“Defending an Open, Global, Secure, and Resilient Internet”, Council on Foreign Relations, June 2013

http://www.cfr.org/cybersecurity/defending-open-global-secure-resilient-internet/p30836

“Defending an Open, Global, Secure, and Resilient Internet”, the June publication of an independent task force organized by the Council on Foreign Relations, is a compelling account of the current status of national and international policy within the field of Cyber Security.  The report spends a significant amount of time addressing the many urgent risks that the open internet currently faces. Chief among them is fragmentation into state-controlled intranets through censorship and firewalls as well as the proliferation in recent years of military- and government-designed cyber weapons alongside new postures towards cyber warfare as a form of state conflict.

Many of the recommendations are sound, such as pursuing more focused Cyber Security policies and laws that avoid the Intellectual Property focus which has led to the failure of a number of previous legislative efforts. Some other stances—such as discouraging aggressive export controls on software and hardware that can be used to monitor and stifle civic dissent online—seem less defensible. This is especially salient given the focus on the risks and costs of a more divided and censored global internet.

On the policy side a number of concerns are voiced about the future trajectory of the internet and who will ultimately be responsible for regulating it. In the debate between the Internet Corporation for Assigned Names and Numbers (ICANN) and the nascent International Telecommunications Union (ITU), this report comes down squarely on the side of ICANN and views the movement through the United Nations and the ITU to post ground rules on the internet as an attempt by authoritarian states to limit dissent.

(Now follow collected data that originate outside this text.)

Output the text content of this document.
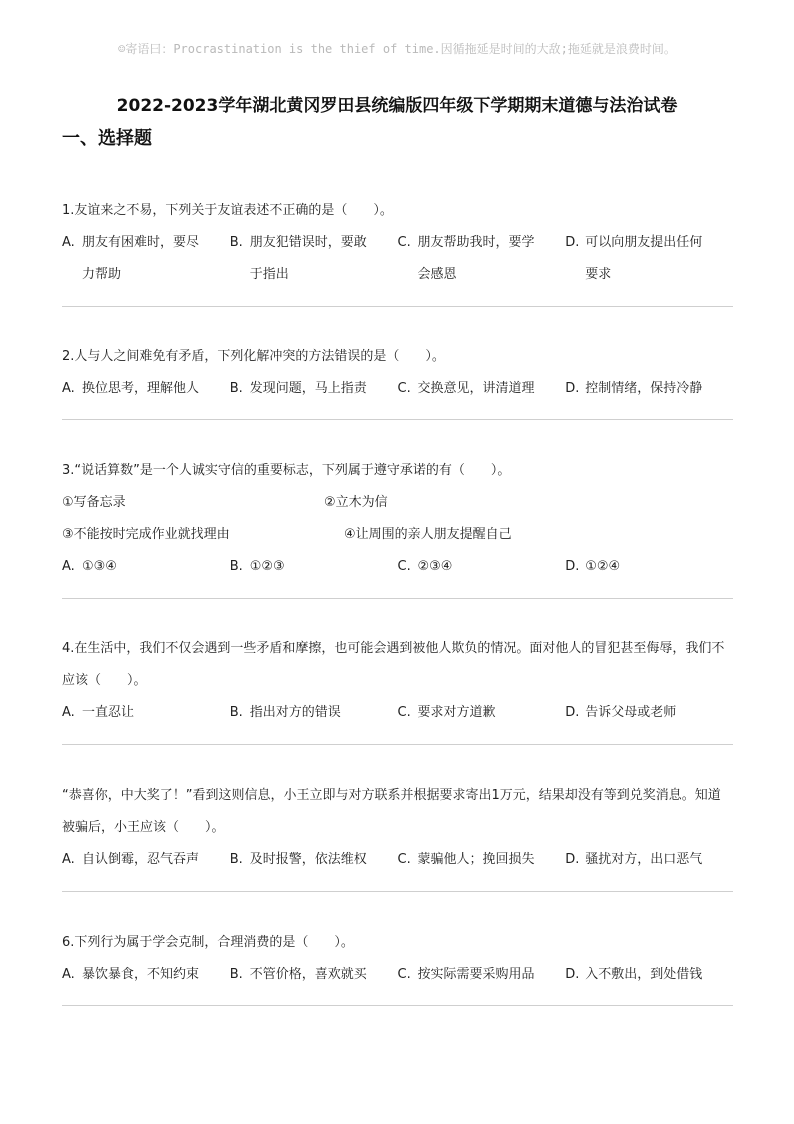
☺寄语曰：Procrastination is the thief of time.因循拖延是时间的大敌;拖延就是浪费时间。
2022-2023学年湖北黄冈罗田县统编版四年级下学期期末道德与法治试卷
一、选择题
1.友谊来之不易，下列关于友谊表述不正确的是（　　）。
A. 朋友有困难时，要尽力帮助
B. 朋友犯错误时，要敢于指出
C. 朋友帮助我时，要学会感恩
D. 可以向朋友提出任何要求
2.人与人之间难免有矛盾，下列化解冲突的方法错误的是（　　）。
A. 换位思考，理解他人	B. 发现问题，马上指责	C. 交换意见，讲清道理	D. 控制情绪，保持冷静
3.“说话算数”是一个人诚实守信的重要标志，下列属于遵守承诺的有（　　）。
①写备忘录	②立木为信
③不能按时完成作业就找理由	④让周围的亲人朋友提醒自己
A. ①③④	B. ①②③	C. ②③④	D. ①②④
4.在生活中，我们不仅会遇到一些矛盾和摩擦，也可能会遇到被他人欺负的情况。面对他人的冒犯甚至侮辱，我们不应该（　　）。
A. 一直忍让	B. 指出对方的错误	C. 要求对方道歉	D. 告诉父母或老师
“恭喜你，中大奖了！”看到这则信息，小王立即与对方联系并根据要求寄出1万元，结果却没有等到兑奖消息。知道被骗后，小王应该（　　）。
A. 自认倒霉，忍气吞声	B. 及时报警，依法维权	C. 蒙骗他人；挽回损失	D. 骚扰对方，出口恶气
6.下列行为属于学会克制，合理消费的是（　　）。
A. 暴饮暴食，不知约束	B. 不管价格，喜欢就买	C. 按实际需要采购用品	D. 入不敷出，到处借钱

The report is not all doom and gloom, however. One bright spot for potential job seekers is that “80 percent of the federal Cyber Security workforce is over 40 years old.” Impending retirements in the field lead the report to cite estimates that there will be “future shortfalls at between twenty and forty thousand people for many years out”. Cyber Security, at least, remains a seller’s market for professionals, who can expect stiff competition for their services.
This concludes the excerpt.